The UN High Commissioner for Refugees Filippo Grandi told a news conference in Tokyo this week: “I have asked the government to consider whether it could be expanded”.
Even though Japan is one of the most generous global donors to the UNHCR, its reluctance to accept asylum seekers ensures that less than one per cent of applicants make it through strict screening procedures.
And the process can take years, with some people detained in immigration facilities for long, even indefinite, periods.
Japan is one of the developed world’s least welcoming countries for asylum seekers. It accepted 28 in 2016, despite applications from a record 10,091 people.
Since 2008 it has afforded refuge to limited numbers of refugees through a so-called third-country resettlement scheme, resettling a total of 152 people – mostly ethnic Karen people from Myanmar living in Thai and Malaysian camps.
But in another development, Japan is planning to release asylum seekers facing long-term detention.
Japan is finalising new supervisory measures that will allow foreign nationals applying for refugee status and expected to be in detention for more than six months to be released and have a social life, according to immigration officials.
During the COVID-19 pandemic, asylum seekers in Japan have been among the hardest hit with the support available to them curtailed, NGOs claim.
The Japan Association for Refugees (JAR), based in Tokyo, was founded in 1999 to assist asylum seekers and lobby the government for a more generous refugee policy.
As well as assisting with applications, shelter, food and job searches, JAR officials visit detention centres for asylum seekers who are taken into custody by immigration authorities.
JAR says that about 60 per cent of the some 600 people each year who request assistance are from Africa.
The organisation says that unlike Asian refugees, who can find support from ethnic communities already in Japan, African asylum seekers prefer to rely on NGOs.

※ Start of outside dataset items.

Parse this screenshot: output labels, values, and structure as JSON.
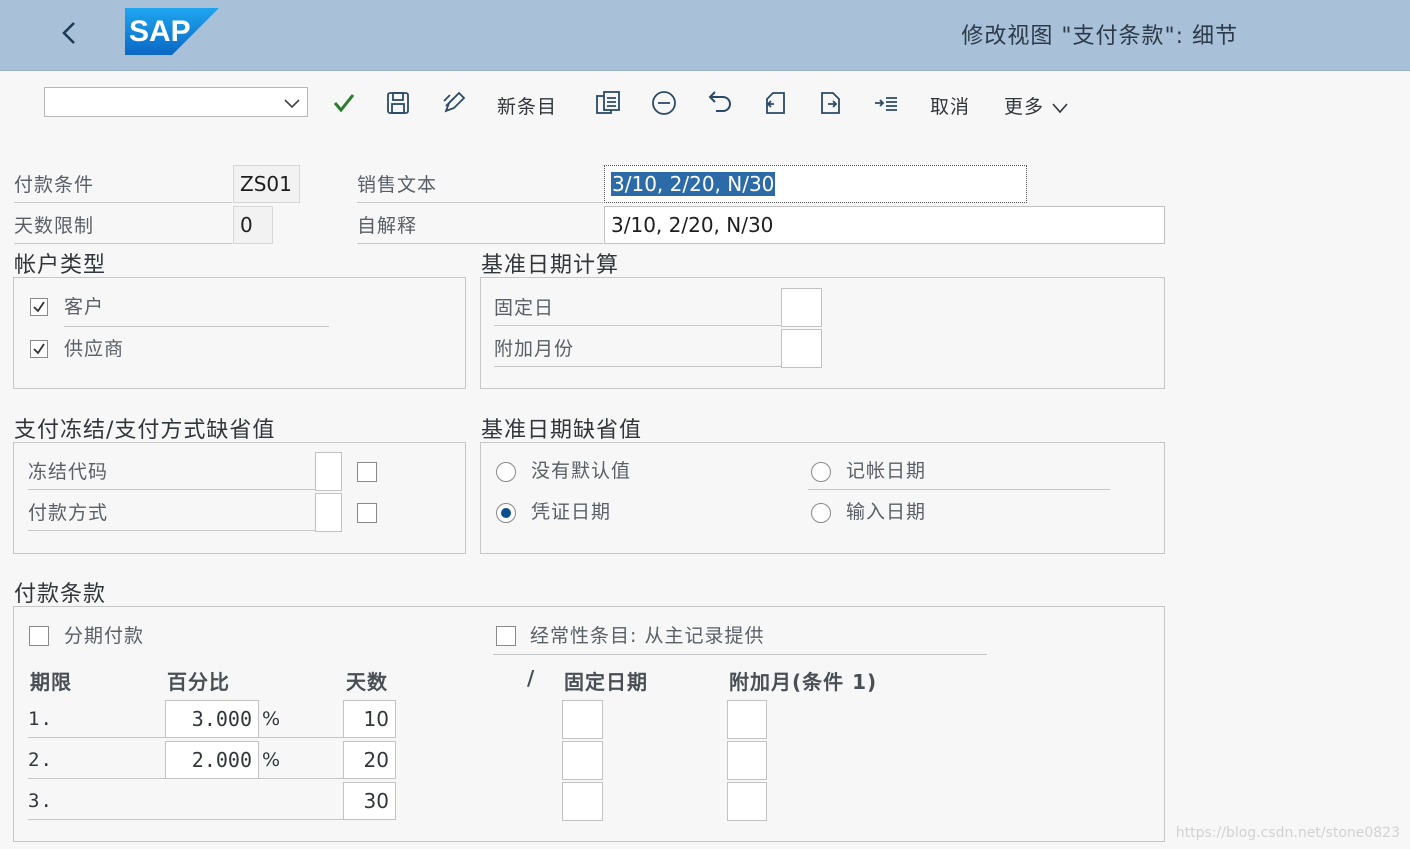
{
  "shell": {
    "title": "修改视图 \"支付条款\": 细节",
    "logo_text": "SAP",
    "brand_color": "#0a6ed1"
  },
  "toolbar": {
    "combo_value": "",
    "new_entry_label": "新条目",
    "cancel_label": "取消",
    "more_label": "更多",
    "icons": [
      "check-icon",
      "save-icon",
      "edit-icon",
      "copy-icon",
      "delete-icon",
      "undo-icon",
      "previous-entry-icon",
      "next-entry-icon",
      "select-icon"
    ]
  },
  "header": {
    "payment_terms_label": "付款条件",
    "payment_terms_value": "ZS01",
    "day_limit_label": "天数限制",
    "day_limit_value": "0",
    "sales_text_label": "销售文本",
    "sales_text_value": "3/10, 2/20, N/30",
    "explanation_label": "自解释",
    "explanation_value": "3/10, 2/20, N/30"
  },
  "account_type": {
    "title": "帐户类型",
    "customer_label": "客户",
    "customer_checked": true,
    "vendor_label": "供应商",
    "vendor_checked": true
  },
  "baseline_calc": {
    "title": "基准日期计算",
    "fixed_day_label": "固定日",
    "fixed_day_value": "",
    "extra_months_label": "附加月份",
    "extra_months_value": ""
  },
  "payment_block": {
    "title": "支付冻结/支付方式缺省值",
    "block_key_label": "冻结代码",
    "payment_method_label": "付款方式"
  },
  "baseline_default": {
    "title": "基准日期缺省值",
    "no_default_label": "没有默认值",
    "posting_date_label": "记帐日期",
    "document_date_label": "凭证日期",
    "entry_date_label": "输入日期",
    "selected": "document_date"
  },
  "payment_terms": {
    "title": "付款条款",
    "installment_label": "分期付款",
    "recurring_label": "经常性条目: 从主记录提供",
    "col_term": "期限",
    "col_percent": "百分比",
    "col_days": "天数",
    "col_slash": "/",
    "col_fixed_date": "固定日期",
    "col_extra_month": "附加月(条件 1)",
    "percent_sign": "%",
    "rows": [
      {
        "term": "1.",
        "percent": "3.000",
        "days": "10"
      },
      {
        "term": "2.",
        "percent": "2.000",
        "days": "20"
      },
      {
        "term": "3.",
        "percent": "",
        "days": "30"
      }
    ]
  },
  "watermark": "https://blog.csdn.net/stone0823"
}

They fear that being exposed to compatriots may lead to reprisals from home governments against loved ones back home.
Around 15 to 20 refugees visited JAR’s office daily before the pandemic, but the outbreak forced it to change how it operates.

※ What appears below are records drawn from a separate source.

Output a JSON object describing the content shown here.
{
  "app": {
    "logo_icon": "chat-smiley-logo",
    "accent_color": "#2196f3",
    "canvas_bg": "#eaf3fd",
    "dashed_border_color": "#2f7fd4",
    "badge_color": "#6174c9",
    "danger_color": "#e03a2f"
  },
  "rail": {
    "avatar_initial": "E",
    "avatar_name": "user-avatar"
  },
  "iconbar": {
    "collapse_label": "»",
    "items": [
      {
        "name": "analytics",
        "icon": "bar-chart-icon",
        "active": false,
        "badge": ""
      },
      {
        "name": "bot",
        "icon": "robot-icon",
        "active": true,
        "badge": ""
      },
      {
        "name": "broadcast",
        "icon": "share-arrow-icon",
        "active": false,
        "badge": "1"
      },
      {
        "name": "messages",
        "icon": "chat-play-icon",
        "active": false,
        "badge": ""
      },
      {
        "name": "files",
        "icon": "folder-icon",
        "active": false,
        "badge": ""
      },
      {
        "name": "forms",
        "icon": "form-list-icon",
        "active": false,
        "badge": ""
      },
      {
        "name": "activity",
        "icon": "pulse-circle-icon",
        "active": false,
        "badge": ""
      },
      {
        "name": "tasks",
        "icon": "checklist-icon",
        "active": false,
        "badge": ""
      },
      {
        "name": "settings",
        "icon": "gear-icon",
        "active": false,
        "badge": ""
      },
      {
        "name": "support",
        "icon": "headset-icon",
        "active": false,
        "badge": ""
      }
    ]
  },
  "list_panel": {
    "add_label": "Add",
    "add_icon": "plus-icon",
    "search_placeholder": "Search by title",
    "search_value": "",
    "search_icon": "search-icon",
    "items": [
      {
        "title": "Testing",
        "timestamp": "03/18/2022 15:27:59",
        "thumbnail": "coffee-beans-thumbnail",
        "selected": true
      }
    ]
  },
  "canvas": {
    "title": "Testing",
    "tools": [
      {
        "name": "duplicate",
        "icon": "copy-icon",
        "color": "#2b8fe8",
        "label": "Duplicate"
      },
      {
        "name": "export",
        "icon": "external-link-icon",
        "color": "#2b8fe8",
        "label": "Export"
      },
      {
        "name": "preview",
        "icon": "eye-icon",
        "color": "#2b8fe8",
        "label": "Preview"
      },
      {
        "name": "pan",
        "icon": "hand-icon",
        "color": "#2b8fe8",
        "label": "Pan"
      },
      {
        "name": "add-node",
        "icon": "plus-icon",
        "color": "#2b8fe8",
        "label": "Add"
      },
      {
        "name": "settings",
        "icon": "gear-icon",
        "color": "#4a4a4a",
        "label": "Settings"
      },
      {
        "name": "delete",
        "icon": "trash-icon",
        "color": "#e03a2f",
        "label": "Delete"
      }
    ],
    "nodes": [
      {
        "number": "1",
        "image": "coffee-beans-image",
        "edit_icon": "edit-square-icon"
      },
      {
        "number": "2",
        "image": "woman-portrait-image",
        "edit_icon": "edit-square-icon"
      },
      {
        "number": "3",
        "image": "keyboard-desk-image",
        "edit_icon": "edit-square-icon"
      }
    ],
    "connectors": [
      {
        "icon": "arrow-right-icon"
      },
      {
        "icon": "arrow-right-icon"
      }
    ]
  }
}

Since then, the NGO has opened its doors twice a week instead of four, implemented strict sanitation, reduced the number of staff at the office and introduced telework.
Calls and emails have become the norm, although many refugees can only use public Wi-Fi, made a more difficult task when public spaces were closed during Tokyo’s stay-at-home requests.

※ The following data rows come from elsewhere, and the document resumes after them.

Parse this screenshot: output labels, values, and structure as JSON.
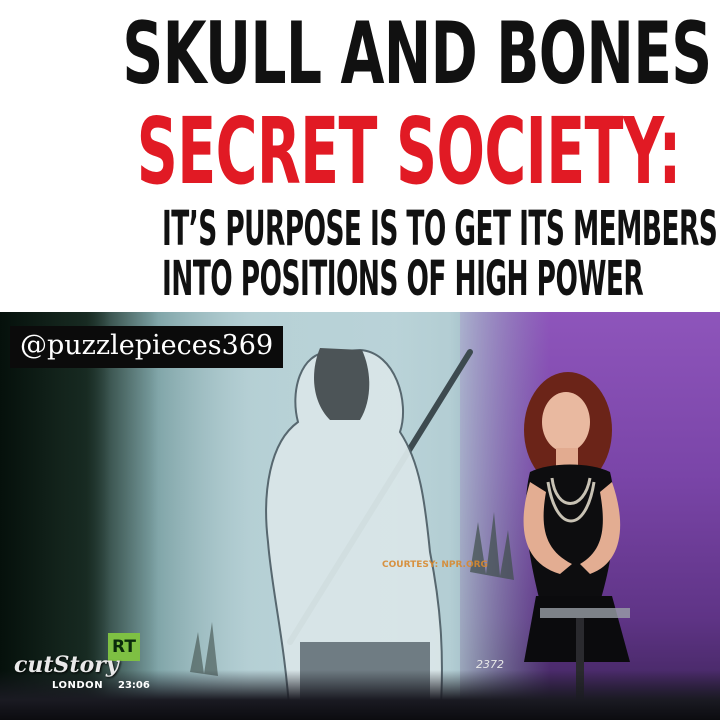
{
  "headline": {
    "line1": "SKULL AND BONES",
    "line2": "SECRET SOCIETY:",
    "line3": "IT’S PURPOSE IS TO GET ITS MEMBERS",
    "line4": "INTO POSITIONS OF HIGH POWER",
    "line1_color": "#111111",
    "line2_color": "#e11a24"
  },
  "video": {
    "handle": "@puzzlepieces369",
    "channel_logo": "RT",
    "show_logo": "cutStory",
    "location": "LONDON",
    "time": "23:06",
    "photo_credit": "COURTESY: NPR.ORG",
    "ticker_number": "2372",
    "logo_color": "#7ec043"
  }
}
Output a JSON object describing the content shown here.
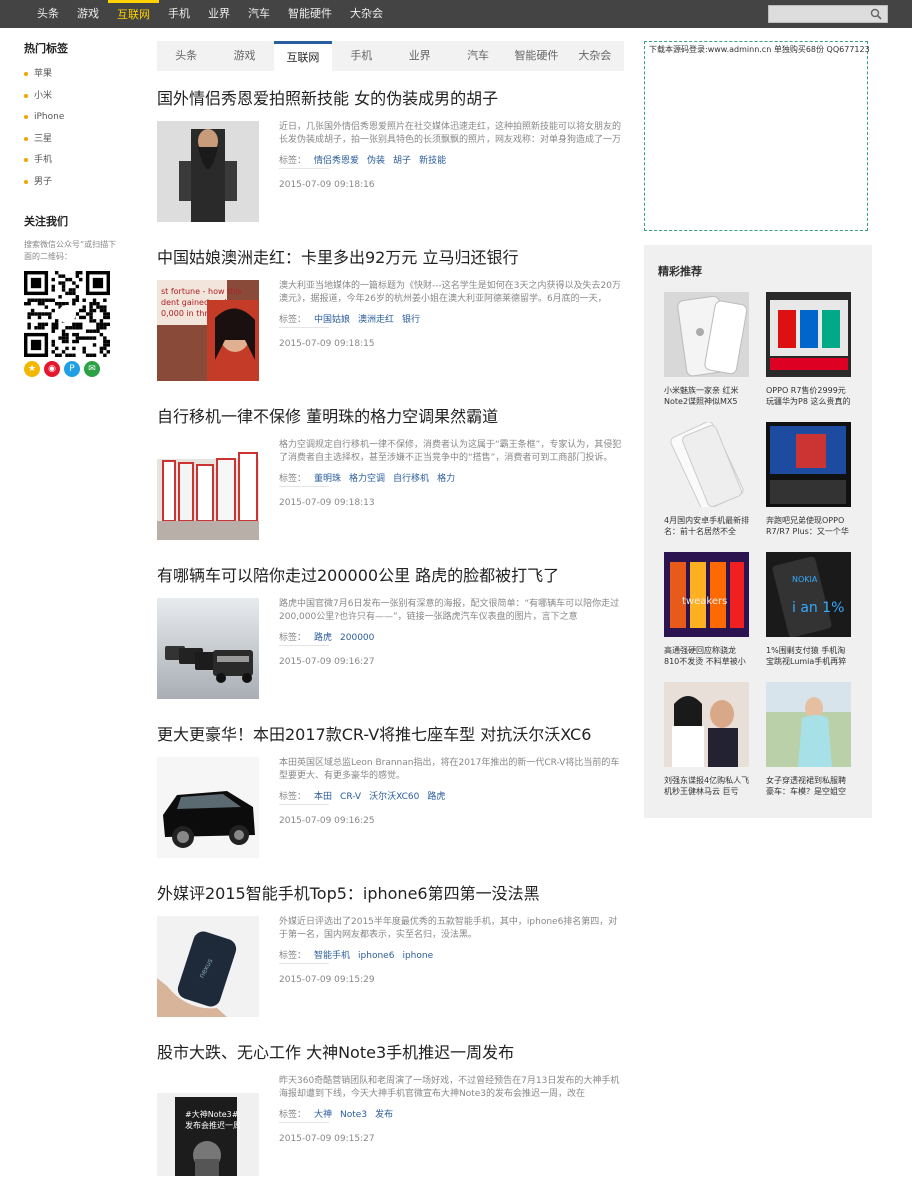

For those unable to get in touch, JAR has a room for them to speak online to staff members or interpreters working from home. Around 150 people visited the office from early April to early June.
JAR says it takes an average of three years for a successful applicant to be recognised as a refugee, although it has sometimes taken as long as ten years through multiple appeals.
Applicants who have legal status at the time of their asylum application can apply for work permits after eight months. But those on provisional release from detention are given no residency and have no work permit or national health insurance.
Those in detention centres, meanwhile, are stuck without knowing when they can get out as Japan has no limit on the length of detention.